Others say a recession is starting now. Just last week, the U.S. Chamber of Commerce predicted economic growth would "grind to a virtual standstill" this fall. A recovery is not likely before the second half of 1991, the chamber said.
"The handwriting is on the wall--the economy is sinking fast," Richard W. Rahn, the chamber's chief economist and vice president said in an interview. "Unfortunately, we believe we are entering a recession."
The U.S. economy grew at a sluggish 1.2% annual rate between April and June, slowing from a lackluster 1.9% rate between January and March.
Rahn chided the Federal Reserve Board for awkward attempts to "fine-tune" the U.S. economy and for keeping interest rates too high. He further complained that Congress and the White House have failed to rein in spending. "The reason we're entering a recession is not because of the oil shock," he said.
Indeed, a variety of reasons are cited for the possible finale of an economic recovery that is now in its eighth year, the longest peacetime expansion of the century.
Some observers chalk it up to old age, arguing that the economy, like a person, can ultimately fall victim to a combination of infirmities.
The U.S. economy has reached a point of "fatigue," said Sinai, pointing to the pile-up of private debt and a slowdown in big purchases by households that had satisfied some of their consumer cravings in the 1980s. A protracted rise in energy costs, he added, "would intensify the downturn and prolong it."
Others trace the roots of the slump all the way back to the stock market crash of October, 1987. Banks and investment brokers began contracting at that time, laying off workers and sparking a decline in real estate values in New York, recalled Irwin L. Kellner, chief economist at Manufacturers Hanover.
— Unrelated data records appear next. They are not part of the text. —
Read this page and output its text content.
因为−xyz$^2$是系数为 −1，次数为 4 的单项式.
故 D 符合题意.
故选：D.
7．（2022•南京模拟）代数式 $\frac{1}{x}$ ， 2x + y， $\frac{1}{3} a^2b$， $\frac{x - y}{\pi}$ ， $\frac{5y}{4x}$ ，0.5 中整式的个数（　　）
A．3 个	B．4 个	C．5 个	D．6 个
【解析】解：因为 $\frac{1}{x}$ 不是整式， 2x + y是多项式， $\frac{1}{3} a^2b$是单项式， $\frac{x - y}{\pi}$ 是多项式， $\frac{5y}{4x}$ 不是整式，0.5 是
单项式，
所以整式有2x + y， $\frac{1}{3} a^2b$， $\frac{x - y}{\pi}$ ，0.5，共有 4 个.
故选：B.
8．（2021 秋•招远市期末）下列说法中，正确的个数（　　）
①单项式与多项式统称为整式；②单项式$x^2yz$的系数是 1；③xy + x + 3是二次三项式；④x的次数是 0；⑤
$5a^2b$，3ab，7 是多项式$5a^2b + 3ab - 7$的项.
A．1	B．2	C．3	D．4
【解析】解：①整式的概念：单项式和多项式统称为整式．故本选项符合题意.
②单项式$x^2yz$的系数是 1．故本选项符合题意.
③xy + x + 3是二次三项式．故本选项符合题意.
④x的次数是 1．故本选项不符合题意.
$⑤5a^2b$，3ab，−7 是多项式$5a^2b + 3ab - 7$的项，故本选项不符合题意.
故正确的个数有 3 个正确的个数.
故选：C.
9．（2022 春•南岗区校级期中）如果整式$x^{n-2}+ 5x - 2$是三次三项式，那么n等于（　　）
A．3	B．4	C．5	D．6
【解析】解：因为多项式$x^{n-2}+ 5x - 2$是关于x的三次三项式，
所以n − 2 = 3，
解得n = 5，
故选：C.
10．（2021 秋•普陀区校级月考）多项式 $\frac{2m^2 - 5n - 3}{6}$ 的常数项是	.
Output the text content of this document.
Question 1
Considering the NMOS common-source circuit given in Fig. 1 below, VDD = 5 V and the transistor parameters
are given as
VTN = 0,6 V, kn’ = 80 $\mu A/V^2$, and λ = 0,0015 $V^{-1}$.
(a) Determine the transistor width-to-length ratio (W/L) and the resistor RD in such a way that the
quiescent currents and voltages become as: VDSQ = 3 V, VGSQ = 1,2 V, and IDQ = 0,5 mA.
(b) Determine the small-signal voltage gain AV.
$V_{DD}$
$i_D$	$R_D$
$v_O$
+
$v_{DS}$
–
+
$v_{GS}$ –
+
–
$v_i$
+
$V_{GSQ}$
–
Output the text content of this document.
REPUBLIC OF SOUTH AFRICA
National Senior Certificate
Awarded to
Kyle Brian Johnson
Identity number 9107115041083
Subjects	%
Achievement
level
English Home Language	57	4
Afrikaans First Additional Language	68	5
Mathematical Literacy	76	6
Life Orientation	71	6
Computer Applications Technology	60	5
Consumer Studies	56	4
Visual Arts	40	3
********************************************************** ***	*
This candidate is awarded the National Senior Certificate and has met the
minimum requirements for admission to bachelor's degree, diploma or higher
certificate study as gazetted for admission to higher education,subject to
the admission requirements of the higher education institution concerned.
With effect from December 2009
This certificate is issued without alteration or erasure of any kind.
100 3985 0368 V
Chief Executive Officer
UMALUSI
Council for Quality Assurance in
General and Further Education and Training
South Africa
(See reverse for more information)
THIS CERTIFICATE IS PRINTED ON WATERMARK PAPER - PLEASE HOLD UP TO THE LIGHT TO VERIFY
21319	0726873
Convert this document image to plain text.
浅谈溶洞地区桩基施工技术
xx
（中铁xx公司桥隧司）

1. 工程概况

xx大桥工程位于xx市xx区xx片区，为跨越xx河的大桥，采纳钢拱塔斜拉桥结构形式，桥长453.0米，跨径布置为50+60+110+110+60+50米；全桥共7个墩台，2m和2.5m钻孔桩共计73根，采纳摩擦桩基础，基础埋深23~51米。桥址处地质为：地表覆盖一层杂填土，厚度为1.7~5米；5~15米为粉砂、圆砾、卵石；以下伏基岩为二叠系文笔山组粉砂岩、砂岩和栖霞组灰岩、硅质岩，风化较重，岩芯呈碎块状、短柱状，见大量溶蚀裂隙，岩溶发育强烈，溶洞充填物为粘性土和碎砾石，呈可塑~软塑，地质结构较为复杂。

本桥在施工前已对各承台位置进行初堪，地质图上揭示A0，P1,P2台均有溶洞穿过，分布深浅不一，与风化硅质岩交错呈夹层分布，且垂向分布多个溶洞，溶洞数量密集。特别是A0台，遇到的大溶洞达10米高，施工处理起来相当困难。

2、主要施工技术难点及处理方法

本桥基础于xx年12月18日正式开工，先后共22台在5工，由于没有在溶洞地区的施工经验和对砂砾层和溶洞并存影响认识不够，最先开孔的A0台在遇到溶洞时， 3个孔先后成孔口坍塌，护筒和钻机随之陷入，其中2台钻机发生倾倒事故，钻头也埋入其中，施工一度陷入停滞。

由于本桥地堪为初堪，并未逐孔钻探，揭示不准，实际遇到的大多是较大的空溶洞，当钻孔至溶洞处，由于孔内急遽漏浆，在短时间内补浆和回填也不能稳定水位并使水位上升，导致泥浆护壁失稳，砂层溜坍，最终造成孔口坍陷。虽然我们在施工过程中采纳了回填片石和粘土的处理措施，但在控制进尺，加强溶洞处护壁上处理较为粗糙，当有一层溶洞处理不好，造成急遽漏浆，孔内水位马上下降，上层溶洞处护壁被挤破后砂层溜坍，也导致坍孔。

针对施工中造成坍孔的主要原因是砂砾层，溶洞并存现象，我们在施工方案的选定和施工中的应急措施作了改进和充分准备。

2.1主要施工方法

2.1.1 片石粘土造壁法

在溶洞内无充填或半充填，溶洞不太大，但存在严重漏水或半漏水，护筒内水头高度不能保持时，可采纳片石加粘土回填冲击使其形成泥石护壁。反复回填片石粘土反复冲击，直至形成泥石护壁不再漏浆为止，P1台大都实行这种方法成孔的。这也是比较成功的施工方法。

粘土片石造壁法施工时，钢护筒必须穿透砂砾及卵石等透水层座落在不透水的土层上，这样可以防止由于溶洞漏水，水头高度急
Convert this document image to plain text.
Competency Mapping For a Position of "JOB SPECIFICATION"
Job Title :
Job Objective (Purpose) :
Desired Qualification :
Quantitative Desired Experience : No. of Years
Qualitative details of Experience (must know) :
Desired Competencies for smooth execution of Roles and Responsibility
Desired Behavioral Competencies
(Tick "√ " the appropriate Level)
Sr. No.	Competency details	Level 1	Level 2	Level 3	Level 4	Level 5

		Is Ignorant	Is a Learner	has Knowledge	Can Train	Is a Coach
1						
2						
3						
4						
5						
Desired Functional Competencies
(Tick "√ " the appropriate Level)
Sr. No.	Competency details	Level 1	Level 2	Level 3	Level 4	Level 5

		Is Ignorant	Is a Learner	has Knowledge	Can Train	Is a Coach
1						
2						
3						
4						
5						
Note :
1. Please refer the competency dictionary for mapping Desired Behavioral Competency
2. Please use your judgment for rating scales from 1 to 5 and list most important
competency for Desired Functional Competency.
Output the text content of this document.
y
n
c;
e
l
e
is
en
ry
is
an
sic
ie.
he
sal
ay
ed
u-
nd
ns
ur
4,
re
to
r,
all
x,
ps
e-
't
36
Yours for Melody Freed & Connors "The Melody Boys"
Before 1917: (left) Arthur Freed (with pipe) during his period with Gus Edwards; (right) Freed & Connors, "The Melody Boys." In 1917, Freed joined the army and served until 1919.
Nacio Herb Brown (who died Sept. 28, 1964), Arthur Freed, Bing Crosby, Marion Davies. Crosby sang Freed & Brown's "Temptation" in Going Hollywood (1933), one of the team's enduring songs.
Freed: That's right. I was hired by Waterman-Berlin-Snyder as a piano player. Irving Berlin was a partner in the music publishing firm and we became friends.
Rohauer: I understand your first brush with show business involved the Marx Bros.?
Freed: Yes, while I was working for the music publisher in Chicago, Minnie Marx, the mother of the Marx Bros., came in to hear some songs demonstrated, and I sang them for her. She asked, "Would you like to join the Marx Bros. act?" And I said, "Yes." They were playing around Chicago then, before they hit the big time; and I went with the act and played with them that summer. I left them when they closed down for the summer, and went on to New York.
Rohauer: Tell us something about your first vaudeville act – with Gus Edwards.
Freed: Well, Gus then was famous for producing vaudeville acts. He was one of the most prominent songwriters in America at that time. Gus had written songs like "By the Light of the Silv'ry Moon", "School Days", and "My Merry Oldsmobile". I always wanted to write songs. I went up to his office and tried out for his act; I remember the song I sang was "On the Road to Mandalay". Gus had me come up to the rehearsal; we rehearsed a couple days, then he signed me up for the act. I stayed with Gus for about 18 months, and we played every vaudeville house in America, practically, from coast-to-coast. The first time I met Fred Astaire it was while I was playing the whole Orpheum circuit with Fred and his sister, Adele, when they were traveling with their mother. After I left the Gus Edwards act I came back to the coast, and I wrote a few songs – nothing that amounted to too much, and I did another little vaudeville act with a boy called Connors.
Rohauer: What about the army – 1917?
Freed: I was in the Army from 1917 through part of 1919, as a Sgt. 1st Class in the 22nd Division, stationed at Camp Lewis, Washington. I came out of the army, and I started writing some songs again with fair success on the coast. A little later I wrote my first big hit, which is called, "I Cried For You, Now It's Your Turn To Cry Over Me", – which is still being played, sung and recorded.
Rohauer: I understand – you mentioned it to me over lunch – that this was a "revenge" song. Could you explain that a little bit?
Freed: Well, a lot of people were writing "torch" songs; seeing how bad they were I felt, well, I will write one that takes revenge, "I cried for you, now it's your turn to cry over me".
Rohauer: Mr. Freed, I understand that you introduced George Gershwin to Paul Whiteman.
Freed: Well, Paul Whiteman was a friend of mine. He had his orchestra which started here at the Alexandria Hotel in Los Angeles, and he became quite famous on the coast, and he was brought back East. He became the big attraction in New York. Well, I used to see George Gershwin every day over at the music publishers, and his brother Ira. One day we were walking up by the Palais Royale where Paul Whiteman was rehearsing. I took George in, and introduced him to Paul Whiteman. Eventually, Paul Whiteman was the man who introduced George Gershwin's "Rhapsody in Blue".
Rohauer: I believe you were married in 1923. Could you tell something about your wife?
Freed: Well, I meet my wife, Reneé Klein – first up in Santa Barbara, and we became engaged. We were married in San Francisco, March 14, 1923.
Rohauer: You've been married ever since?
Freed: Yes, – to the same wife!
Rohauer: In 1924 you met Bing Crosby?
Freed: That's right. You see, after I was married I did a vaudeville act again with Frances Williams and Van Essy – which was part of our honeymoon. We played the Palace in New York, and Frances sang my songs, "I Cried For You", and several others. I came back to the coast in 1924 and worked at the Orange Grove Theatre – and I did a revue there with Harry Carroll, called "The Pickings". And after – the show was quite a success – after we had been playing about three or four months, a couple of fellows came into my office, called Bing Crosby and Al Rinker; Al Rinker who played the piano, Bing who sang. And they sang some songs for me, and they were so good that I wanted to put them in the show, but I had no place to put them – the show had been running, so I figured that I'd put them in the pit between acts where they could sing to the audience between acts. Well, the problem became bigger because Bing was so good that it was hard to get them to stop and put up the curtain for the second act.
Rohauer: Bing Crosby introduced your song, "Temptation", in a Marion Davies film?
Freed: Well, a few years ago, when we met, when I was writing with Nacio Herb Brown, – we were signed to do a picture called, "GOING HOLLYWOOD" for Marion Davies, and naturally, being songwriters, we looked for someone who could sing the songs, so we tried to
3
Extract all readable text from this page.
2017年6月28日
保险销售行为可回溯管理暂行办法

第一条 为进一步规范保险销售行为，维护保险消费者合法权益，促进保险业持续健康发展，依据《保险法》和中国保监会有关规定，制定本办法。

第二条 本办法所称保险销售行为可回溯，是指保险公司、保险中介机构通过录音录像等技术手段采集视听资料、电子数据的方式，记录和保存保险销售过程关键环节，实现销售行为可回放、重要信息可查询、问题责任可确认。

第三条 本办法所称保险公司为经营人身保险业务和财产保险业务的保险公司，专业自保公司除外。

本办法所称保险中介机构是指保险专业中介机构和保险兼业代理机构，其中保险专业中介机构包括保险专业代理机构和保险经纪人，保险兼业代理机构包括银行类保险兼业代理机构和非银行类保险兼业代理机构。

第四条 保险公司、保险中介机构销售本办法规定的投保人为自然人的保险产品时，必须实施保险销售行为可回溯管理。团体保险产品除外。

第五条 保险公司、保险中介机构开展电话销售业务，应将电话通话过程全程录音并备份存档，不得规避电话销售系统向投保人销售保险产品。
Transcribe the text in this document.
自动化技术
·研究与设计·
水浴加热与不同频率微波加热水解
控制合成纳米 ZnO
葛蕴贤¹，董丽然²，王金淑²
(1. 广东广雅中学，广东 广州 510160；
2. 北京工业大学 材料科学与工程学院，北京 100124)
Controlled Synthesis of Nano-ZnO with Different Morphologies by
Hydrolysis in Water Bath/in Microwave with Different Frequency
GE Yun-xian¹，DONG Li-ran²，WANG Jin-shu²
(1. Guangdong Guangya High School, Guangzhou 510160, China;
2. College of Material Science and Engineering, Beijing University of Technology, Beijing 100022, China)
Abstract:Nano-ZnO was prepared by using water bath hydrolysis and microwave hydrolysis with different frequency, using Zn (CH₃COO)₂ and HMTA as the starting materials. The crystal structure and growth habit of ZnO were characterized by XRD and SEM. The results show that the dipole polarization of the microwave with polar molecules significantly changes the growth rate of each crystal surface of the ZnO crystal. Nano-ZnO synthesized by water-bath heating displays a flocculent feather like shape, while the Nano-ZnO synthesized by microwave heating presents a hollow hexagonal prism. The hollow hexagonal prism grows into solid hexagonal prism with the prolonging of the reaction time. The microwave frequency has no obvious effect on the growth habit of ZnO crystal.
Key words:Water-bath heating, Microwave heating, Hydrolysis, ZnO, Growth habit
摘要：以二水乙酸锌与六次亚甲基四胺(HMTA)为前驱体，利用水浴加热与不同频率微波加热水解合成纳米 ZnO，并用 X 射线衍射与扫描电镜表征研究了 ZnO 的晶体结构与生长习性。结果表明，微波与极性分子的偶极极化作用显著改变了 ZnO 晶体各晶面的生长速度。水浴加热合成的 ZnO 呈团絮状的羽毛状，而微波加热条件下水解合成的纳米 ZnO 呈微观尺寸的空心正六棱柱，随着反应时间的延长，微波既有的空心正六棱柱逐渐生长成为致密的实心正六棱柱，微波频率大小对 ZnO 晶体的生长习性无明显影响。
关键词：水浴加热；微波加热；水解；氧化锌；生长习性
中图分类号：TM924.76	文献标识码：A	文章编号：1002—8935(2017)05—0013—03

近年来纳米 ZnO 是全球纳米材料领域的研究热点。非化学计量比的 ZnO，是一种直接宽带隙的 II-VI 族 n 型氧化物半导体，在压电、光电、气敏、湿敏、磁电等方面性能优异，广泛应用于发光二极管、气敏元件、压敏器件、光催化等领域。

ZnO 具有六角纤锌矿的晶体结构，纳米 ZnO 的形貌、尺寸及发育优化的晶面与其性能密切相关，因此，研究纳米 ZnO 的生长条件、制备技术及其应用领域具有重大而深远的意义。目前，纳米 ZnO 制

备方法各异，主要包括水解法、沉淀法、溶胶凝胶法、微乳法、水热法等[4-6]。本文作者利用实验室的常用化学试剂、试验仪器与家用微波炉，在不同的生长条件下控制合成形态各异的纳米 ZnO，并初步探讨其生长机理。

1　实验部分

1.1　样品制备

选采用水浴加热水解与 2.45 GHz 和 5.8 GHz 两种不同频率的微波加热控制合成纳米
Since then, the decline in real estate values has spread through much of the nation, undermining homeowners' sense of affluence and making them reluctant to spend on other things, thereby slowing down the economy.
Contrary to the go-go 1980s, when widespread lending helped grease the economic machine, lenders have become aloof, depriving businesses and entrepreneurs of needed financing.
A July survey by the U.S. Chamber of Commerce found that 21.5% of businesses had experienced difficulties getting needed credit in recent months, including firms in construction, communications and transportation. Troubles in the thrift industry and the slow national economy were key factors, Rahn said.
In late June, the Commerce Department reported unusually sluggish economic growth in recent months, and an actual decline in final sales, a gauge of buying by consumers, business and government that has not fallen in eight years. And last week, a Federal Reserve Board spot check of business activity in July found evidence of weaker growth in parts of the Northeast, Middle Atlantic and Midwest.
Another warning sign: A dozen states have raised taxes or fees for the 1991 fiscal year to get needed income, and several others have responded with spending cuts, according to the National Assn. of State Budget Officers in Washington.
Put it altogether and some analysts say the pattern is painfully clear: "The economy can no longer dodge the bullet, and now we're in our ninth post-war recession," declares Kellner.
Even those who don't believe the nation is in a recession foresee a dismal U.S. economic performance in the coming months. "The economy is going to stay flat as a pancake, at least until the end of the year and possibly into next year," said C. Frazier Evans, chief economist with the Colonial Group of Mutual Funds in Boston.
But he added: "Most of the people I talk to think we're already in a recession."